Namun, munculnya DPA Sekretariat DPRD dengan nilai cukup besar tersebut menimbulkan dugaan bahwa proses asistensi terhadap Rencana Kerja dan Anggaran (RKA) tidak dilakukan secara optimal. Hal ini terlihat dari sejumlah output kegiatan dalam DPA yang tertulis dilaksanakan di seluruh kecamatan, namun pada praktiknya justru dilakukan dalam bentuk kunjungan kerja ke luar daerah.
Salah satu contohnya adalah kegiatan Koordinasi dan konsultasi pelaksanaan tugas DPRD Kabupaten Pringsewu ke seluruh kecamatan dan desa yang dianggarkan sebesar Rp5.191.597.100. Namun, kegiatan tersebut diduga dilaksanakan dalam bentuk kunjungan kerja keluar daerah.
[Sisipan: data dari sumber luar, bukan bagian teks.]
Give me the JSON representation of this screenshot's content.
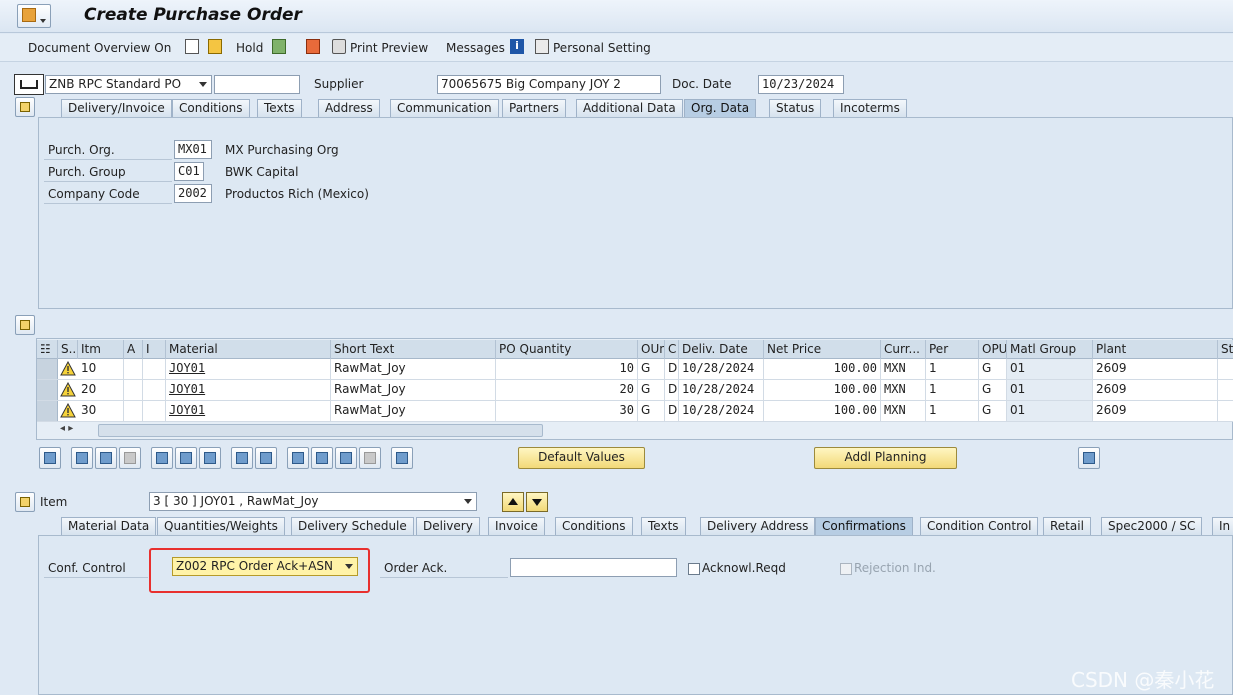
{
  "window": {
    "title": "Create Purchase Order"
  },
  "toolbar": {
    "document_overview": "Document Overview On",
    "hold": "Hold",
    "print_preview": "Print Preview",
    "messages": "Messages",
    "personal_setting": "Personal Setting"
  },
  "header": {
    "doc_type": "ZNB RPC Standard PO",
    "doc_number": "",
    "supplier_label": "Supplier",
    "supplier_value": "70065675 Big Company JOY 2",
    "doc_date_label": "Doc. Date",
    "doc_date_value": "10/23/2024",
    "tabs": [
      "Delivery/Invoice",
      "Conditions",
      "Texts",
      "Address",
      "Communication",
      "Partners",
      "Additional Data",
      "Org. Data",
      "Status",
      "Incoterms"
    ],
    "active_tab": "Org. Data"
  },
  "org_data": {
    "purch_org_label": "Purch. Org.",
    "purch_org_code": "MX01",
    "purch_org_desc": "MX Purchasing Org",
    "purch_group_label": "Purch. Group",
    "purch_group_code": "C01",
    "purch_group_desc": "BWK Capital",
    "company_code_label": "Company Code",
    "company_code_code": "2002",
    "company_code_desc": "Productos Rich (Mexico)"
  },
  "items_table": {
    "columns": [
      "S..",
      "Itm",
      "A",
      "I",
      "Material",
      "Short Text",
      "PO Quantity",
      "OUn",
      "C",
      "Deliv. Date",
      "Net Price",
      "Curr...",
      "Per",
      "OPU",
      "Matl Group",
      "Plant",
      "St"
    ],
    "rows": [
      {
        "itm": "10",
        "material": "JOY01",
        "short_text": "RawMat_Joy",
        "qty": "10",
        "oun": "G",
        "c": "D",
        "deliv": "10/28/2024",
        "price": "100.00",
        "curr": "MXN",
        "per": "1",
        "opu": "G",
        "matl_group": "01",
        "plant": "2609"
      },
      {
        "itm": "20",
        "material": "JOY01",
        "short_text": "RawMat_Joy",
        "qty": "20",
        "oun": "G",
        "c": "D",
        "deliv": "10/28/2024",
        "price": "100.00",
        "curr": "MXN",
        "per": "1",
        "opu": "G",
        "matl_group": "01",
        "plant": "2609"
      },
      {
        "itm": "30",
        "material": "JOY01",
        "short_text": "RawMat_Joy",
        "qty": "30",
        "oun": "G",
        "c": "D",
        "deliv": "10/28/2024",
        "price": "100.00",
        "curr": "MXN",
        "per": "1",
        "opu": "G",
        "matl_group": "01",
        "plant": "2609"
      }
    ]
  },
  "grid_buttons": {
    "default_values": "Default Values",
    "addl_planning": "Addl Planning"
  },
  "item_detail": {
    "item_label": "Item",
    "item_value": "3 [ 30 ] JOY01 , RawMat_Joy",
    "tabs": [
      "Material Data",
      "Quantities/Weights",
      "Delivery Schedule",
      "Delivery",
      "Invoice",
      "Conditions",
      "Texts",
      "Delivery Address",
      "Confirmations",
      "Condition Control",
      "Retail",
      "Spec2000 / SC",
      "In"
    ],
    "active_tab": "Confirmations",
    "conf_control_label": "Conf. Control",
    "conf_control_value": "Z002 RPC Order Ack+ASN",
    "order_ack_label": "Order Ack.",
    "order_ack_value": "",
    "acknowl_reqd_label": "Acknowl.Reqd",
    "rejection_label": "Rejection Ind."
  },
  "watermark": "CSDN @秦小花",
  "colors": {
    "highlight": "#e8302e",
    "field_yellow": "#fff3a8"
  }
}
Hal serupa juga terlihat pada fasilitasi pelaksanaan tugas Badan Musyawarah (Banmus) dengan anggaran mencapai Rp695.312.400. Dalam dokumen DPA kegiatan tersebut tercantum untuk kegiatan di wilayah Kabupaten Pringsewu hingga tingkat kecamatan dan desa.
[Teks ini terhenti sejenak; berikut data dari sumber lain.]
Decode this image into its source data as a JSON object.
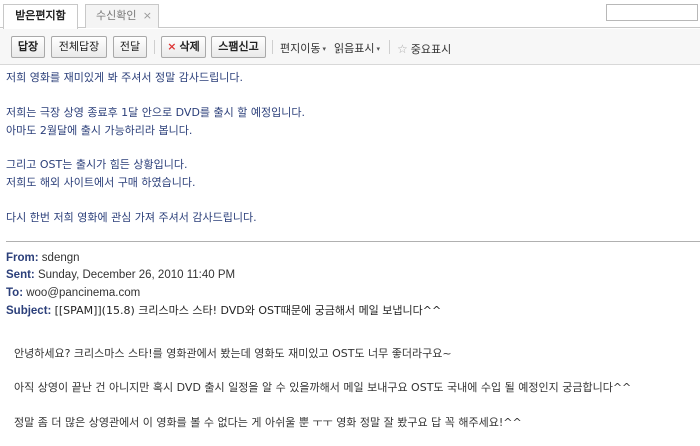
{
  "tabs": {
    "inbox": "받은편지함",
    "receipt": "수신확인",
    "close": "×"
  },
  "toolbar": {
    "reply": "답장",
    "reply_all": "전체답장",
    "forward": "전달",
    "delete_icon": "×",
    "delete": "삭제",
    "spam": "스팸신고",
    "move": "편지이동",
    "read_mark": "읽음표시",
    "important": "중요표시",
    "caret": "▾",
    "star": "☆"
  },
  "reply_body": [
    "저희 영화를 재미있게 봐 주셔서 정말 감사드립니다.",
    "저희는 극장 상영 종료후 1달 안으로 DVD를 출시 할 예정입니다.",
    "아마도 2월달에 출시 가능하리라 봅니다.",
    "그리고 OST는 출시가 힘든 상황입니다.",
    "저희도 해외 사이트에서 구매 하였습니다.",
    "다시 한번 저희 영화에 관심 가져 주셔서 감사드립니다."
  ],
  "original_header": {
    "from_label": "From:",
    "from": "sdengn",
    "sent_label": "Sent:",
    "sent": "Sunday, December 26, 2010 11:40 PM",
    "to_label": "To:",
    "to": "woo@pancinema.com",
    "subject_label": "Subject:",
    "subject": "[[SPAM]](15.8) 크리스마스 스타! DVD와 OST때문에 궁금해서 메일 보냅니다^^"
  },
  "original_body": [
    "안녕하세요? 크리스마스 스타!를 영화관에서 봤는데 영화도 재미있고 OST도 너무 좋더라구요~",
    "아직 상영이 끝난 건 아니지만 혹시 DVD 출시 일정을 알 수 있을까해서 메일 보내구요 OST도 국내에 수입 될 예정인지 궁금합니다^^",
    "정말 좀 더 많은 상영관에서 이 영화를 볼 수 없다는 게 아쉬울 뿐 ㅜㅜ 영화 정말 잘 봤구요 답 꼭 해주세요!^^"
  ],
  "colors": {
    "body_text": "#2b3f7a",
    "delete_icon": "#dd3333"
  }
}
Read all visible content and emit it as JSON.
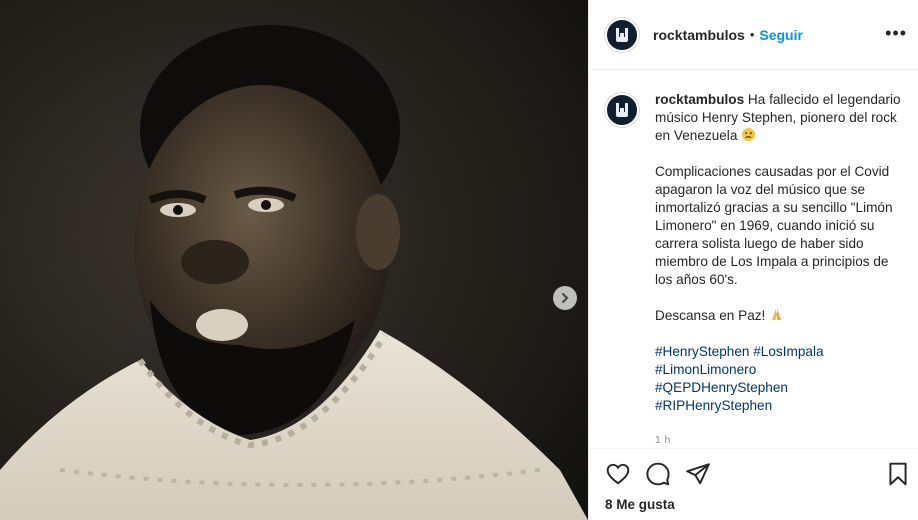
{
  "post": {
    "username": "rocktambulos",
    "separator": "•",
    "follow_label": "Seguir",
    "more_label": "•••",
    "caption": {
      "username": "rocktambulos",
      "intro": "Ha fallecido el legendario músico Henry Stephen, pionero del rock en Venezuela",
      "body": "Complicaciones causadas por el Covid apagaron la voz del músico que se inmortalizó gracias a su sencillo \"Limón Limonero\" en 1969, cuando inició su carrera solista luego de haber sido miembro de Los Impala a principios de los años 60's.",
      "closing": "Descansa en Paz!",
      "hashtags": [
        "#HenryStephen #LosImpala",
        "#LimonLimonero",
        "#QEPDHenryStephen",
        "#RIPHenryStephen"
      ]
    },
    "time_ago": "1 h",
    "likes_label": "8 Me gusta"
  },
  "icons": {
    "avatar": "rock-hand-logo-icon",
    "next": "chevron-right-icon",
    "like": "heart-icon",
    "comment": "comment-icon",
    "share": "paper-plane-icon",
    "save": "bookmark-icon",
    "sad_emoji": "sad-face-emoji-icon",
    "pray_emoji": "folded-hands-emoji-icon"
  },
  "colors": {
    "link": "#0095f6",
    "hashtag": "#00376b",
    "text": "#262626",
    "muted": "#8e8e8e"
  }
}
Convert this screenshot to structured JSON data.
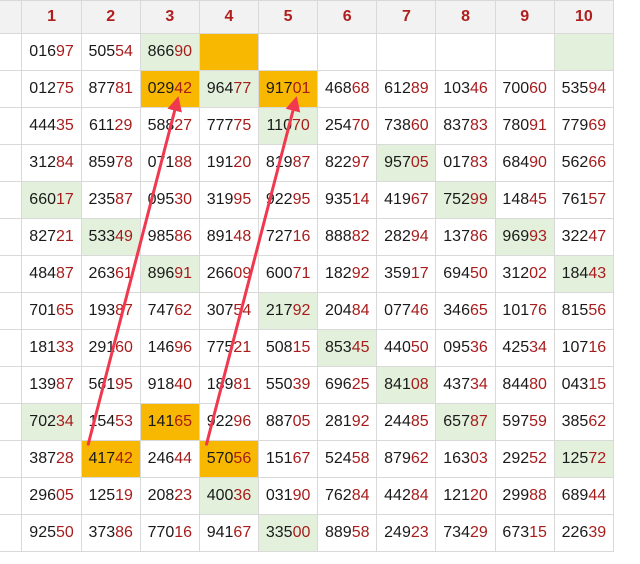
{
  "colors": {
    "header_text": "#b01e1e",
    "highlight_orange": "#f8b700",
    "highlight_green": "#e3f1dc",
    "arrow": "#f0394f"
  },
  "columns": [
    "1",
    "2",
    "3",
    "4",
    "5",
    "6",
    "7",
    "8",
    "9",
    "10"
  ],
  "rows": [
    [
      "01697",
      "50554",
      "86690",
      "",
      "",
      "",
      "",
      "",
      "",
      ""
    ],
    [
      "01275",
      "87781",
      "02942",
      "96477",
      "91701",
      "46868",
      "61289",
      "10346",
      "70060",
      "53594"
    ],
    [
      "44435",
      "61129",
      "58827",
      "77775",
      "11070",
      "25470",
      "73860",
      "83783",
      "78091",
      "77969"
    ],
    [
      "31284",
      "85978",
      "07188",
      "19120",
      "81987",
      "82297",
      "95705",
      "01783",
      "68490",
      "56266"
    ],
    [
      "66017",
      "23587",
      "09530",
      "31995",
      "92295",
      "93514",
      "41967",
      "75299",
      "14845",
      "76157"
    ],
    [
      "82721",
      "53349",
      "98586",
      "89148",
      "72716",
      "88882",
      "28294",
      "13786",
      "96993",
      "32247"
    ],
    [
      "48487",
      "26361",
      "89691",
      "26609",
      "60071",
      "18292",
      "35917",
      "69450",
      "31202",
      "18443"
    ],
    [
      "70165",
      "19387",
      "74762",
      "30754",
      "21792",
      "20484",
      "07746",
      "34665",
      "10176",
      "81556"
    ],
    [
      "18133",
      "29160",
      "14696",
      "77521",
      "50815",
      "85345",
      "44050",
      "09536",
      "42534",
      "10716"
    ],
    [
      "13987",
      "56195",
      "91840",
      "18981",
      "55039",
      "69625",
      "84108",
      "43734",
      "84480",
      "04315"
    ],
    [
      "70234",
      "15453",
      "14165",
      "92296",
      "88705",
      "28192",
      "24485",
      "65787",
      "59759",
      "38562"
    ],
    [
      "38728",
      "41742",
      "24644",
      "57056",
      "15167",
      "52458",
      "87962",
      "16303",
      "29252",
      "12572"
    ],
    [
      "29605",
      "12519",
      "20823",
      "40036",
      "03190",
      "76284",
      "44284",
      "12120",
      "29988",
      "68944"
    ],
    [
      "92550",
      "37386",
      "77016",
      "94167",
      "33500",
      "88958",
      "24923",
      "73429",
      "67315",
      "22639"
    ]
  ],
  "cell_highlights": [
    [
      "",
      "",
      "green",
      "orange",
      "empty",
      "empty",
      "empty",
      "empty",
      "empty",
      "green"
    ],
    [
      "",
      "",
      "orange",
      "green",
      "orange",
      "",
      "",
      "",
      "",
      ""
    ],
    [
      "",
      "",
      "",
      "",
      "green",
      "",
      "",
      "",
      "",
      ""
    ],
    [
      "",
      "",
      "",
      "",
      "",
      "",
      "green",
      "",
      "",
      ""
    ],
    [
      "green",
      "",
      "",
      "",
      "",
      "",
      "",
      "green",
      "",
      ""
    ],
    [
      "",
      "green",
      "",
      "",
      "",
      "",
      "",
      "",
      "green",
      ""
    ],
    [
      "",
      "",
      "green",
      "",
      "",
      "",
      "",
      "",
      "",
      "green"
    ],
    [
      "",
      "",
      "",
      "",
      "green",
      "",
      "",
      "",
      "",
      ""
    ],
    [
      "",
      "",
      "",
      "",
      "",
      "green",
      "",
      "",
      "",
      ""
    ],
    [
      "",
      "",
      "",
      "",
      "",
      "",
      "green",
      "",
      "",
      ""
    ],
    [
      "green",
      "",
      "orange",
      "",
      "",
      "",
      "",
      "green",
      "",
      ""
    ],
    [
      "",
      "orange",
      "",
      "orange",
      "",
      "",
      "",
      "",
      "",
      "green"
    ],
    [
      "",
      "",
      "",
      "green",
      "",
      "",
      "",
      "",
      "",
      ""
    ],
    [
      "",
      "",
      "",
      "",
      "green",
      "",
      "",
      "",
      "",
      ""
    ]
  ],
  "arrows": [
    {
      "from": "41742",
      "to": "02942"
    },
    {
      "from": "57056",
      "to": "91701"
    }
  ]
}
Kemudian, terdapat pula kegiatan Pendalaman Tugas DPRD dengan nilai anggaran mencapai Rp3.381.640.475. Dalam DPA kegiatan ini juga disebutkan dilaksanakan di seluruh kecamatan dan desa di Kabupaten Pringsewu, namun diduga pelaksanaannya berupa perjalanan dinas luar daerah.
Selain itu, terdapat anggaran kunjungan kerja dalam daerah sebesar Rp968.941.400. Sumber menyebutkan, pos ini berpotensi tumpang tindih dengan kegiatan lain yang juga berkaitan dengan kunjungan kerja, sehingga dikhawatirkan membuka peluang terjadinya penyimpangan anggaran.
Tak hanya itu, dalam DPA juga tercantum anggaran untuk dukungan pelaksanaan tugas dan fungsi DPRD Kabupaten Pringsewu yang mencapai Rp16.287.666.075. Nilai tersebut dinilai cukup besar dan dikhawatirkan akan lebih banyak digunakan untuk kegiatan kunjungan kerja keluar daerah.
Sumber tersebut menilai, jika kegiatan kunjungan kerja dilakukan secara rutin setiap bulan oleh seluruh anggota DPRD, maka manfaatnya bagi masyarakat belum tentu signifikan.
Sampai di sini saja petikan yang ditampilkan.